Dynamic Anomaly Detection Using Machine Learning

By Dr. Tim Stacey, Ph.D. / Adlumin, Inc.

User Behavior Analytics is an incredibly hot field right now – software engineers and cybersecurity experts alike have realized that the power of data science can be harnessed to comb through logs, analyze user events, and target activity that stands out from the crowd. Previously the gold standard for this process was manual, based on exhaustive queries against large databases. These investigations also happened ex post facto, after the hack or the intrusion occurred to diagnose what actually happened.

At Adlumin, we’ve sought to create a proactive product that reduces the amount of intensive data work that a cybersecurity specialist needs to perform. We’ve had analytics in production since inception, but today we’d like to introduce a new product that will make finding new malicious activity even easier.

Our new Rapid User Behavior Alerts will pick up on novel user behavior in a range of event types, specifically targeting combinations of attributes or actions that have never been seen before on a network. These Rapid Alerts come out within seconds of the Adlumin platform receiving the data, notifying sysadmins that something unexpected has occurred on their network.

Importantly, we have tuned our new data science engine to have high tolerances for power users (eg. sysadmins) while triggering at lower tolerances for users that have a limited range of behaviors. This is a crucial aspect to reduce over-flagging on novel behavior. Our goal is to transmit high impact findings reliably and quickly and avoid spamming the end user with bad alerts.

Our analytics engine takes advantage of an auto-encoding neural network framework, finding the difference between previous and current modes of user behavior in a heavily non-linear space. By passing the event through a trained auto-encoder, we determine the reconstruction error of an incoming event – this is a measure the anomalous nature of a user’s actions. Since the anomalous characteristics of the incoming event are condensed to a single number, we can grade this number against a distribution of the user’s previous events to determine if this incoming event is truly different.

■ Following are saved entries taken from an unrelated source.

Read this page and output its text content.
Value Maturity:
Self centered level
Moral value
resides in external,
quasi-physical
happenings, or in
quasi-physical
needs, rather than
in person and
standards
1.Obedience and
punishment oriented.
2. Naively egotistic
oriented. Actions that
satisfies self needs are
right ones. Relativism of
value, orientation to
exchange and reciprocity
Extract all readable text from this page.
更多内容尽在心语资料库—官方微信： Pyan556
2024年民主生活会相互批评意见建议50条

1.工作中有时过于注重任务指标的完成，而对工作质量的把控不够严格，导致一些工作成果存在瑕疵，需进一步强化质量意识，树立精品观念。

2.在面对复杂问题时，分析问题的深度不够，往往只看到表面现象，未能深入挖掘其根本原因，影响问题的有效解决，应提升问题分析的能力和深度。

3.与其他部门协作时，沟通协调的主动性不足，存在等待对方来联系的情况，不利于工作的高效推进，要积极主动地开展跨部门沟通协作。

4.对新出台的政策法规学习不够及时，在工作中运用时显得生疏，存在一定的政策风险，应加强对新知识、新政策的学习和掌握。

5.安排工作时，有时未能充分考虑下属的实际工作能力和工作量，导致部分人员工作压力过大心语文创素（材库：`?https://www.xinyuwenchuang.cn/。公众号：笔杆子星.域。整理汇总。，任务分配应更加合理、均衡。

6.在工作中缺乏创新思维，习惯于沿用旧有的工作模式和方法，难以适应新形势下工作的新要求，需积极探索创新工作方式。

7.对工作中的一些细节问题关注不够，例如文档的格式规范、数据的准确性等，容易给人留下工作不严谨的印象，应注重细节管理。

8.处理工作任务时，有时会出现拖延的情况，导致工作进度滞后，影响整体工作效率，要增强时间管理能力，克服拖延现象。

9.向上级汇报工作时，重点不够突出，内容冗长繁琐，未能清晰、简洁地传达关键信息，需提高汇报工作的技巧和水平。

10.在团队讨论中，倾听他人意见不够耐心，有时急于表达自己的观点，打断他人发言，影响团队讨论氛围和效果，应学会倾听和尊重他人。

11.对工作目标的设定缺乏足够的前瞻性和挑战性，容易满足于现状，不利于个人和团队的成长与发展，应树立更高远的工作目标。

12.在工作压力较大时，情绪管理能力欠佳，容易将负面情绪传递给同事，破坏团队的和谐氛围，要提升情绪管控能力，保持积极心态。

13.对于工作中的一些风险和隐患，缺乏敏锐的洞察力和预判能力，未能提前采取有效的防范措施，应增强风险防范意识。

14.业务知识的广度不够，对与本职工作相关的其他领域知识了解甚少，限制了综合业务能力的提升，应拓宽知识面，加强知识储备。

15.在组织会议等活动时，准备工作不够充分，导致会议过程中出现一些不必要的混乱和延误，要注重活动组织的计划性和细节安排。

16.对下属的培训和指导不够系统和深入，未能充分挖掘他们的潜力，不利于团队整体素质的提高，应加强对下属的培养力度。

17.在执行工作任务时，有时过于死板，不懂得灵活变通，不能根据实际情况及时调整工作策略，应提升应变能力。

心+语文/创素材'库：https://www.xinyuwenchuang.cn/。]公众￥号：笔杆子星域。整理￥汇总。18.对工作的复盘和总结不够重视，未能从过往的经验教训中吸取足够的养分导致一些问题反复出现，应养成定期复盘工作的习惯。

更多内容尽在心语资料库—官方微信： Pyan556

Our fast evaluation of incoming data is made possible with the assistance of AWS DynamoDB and AWS Lambda. Pre-trained user models live in our Dynamo tables—these models are quickly queried for each event, as we process thousands or hundreds of thousands of events per second. Our Lambdas evaluate the incoming data against the queried baseline and produce a threat score with an interpretation of what caused the threat. Our baselines are updated frequently on a schedule to account for the relatively fast drift in user behavior over time.

In the coming months, Adlumin will be rolling out analytics specifically targeted to log data, system behavior, and a more detailed analysis dependent on cold storage of data. Rapid User Behavior Alerts are the first line of defense as we develop a suite of analytics to protect your network from harm.

Dr. Tim Stacey is the Director of Data Science for Adlumin Inc., a cybersecurity software firm based in Washington, DC. His work primarily focuses on user behavior analytics and his experience includes designing analytics for Caterpillar, the RAND Corporation, and the International Monetary Fund. He holds a PhD from the University of Wisconsin Madison in computational chemistry.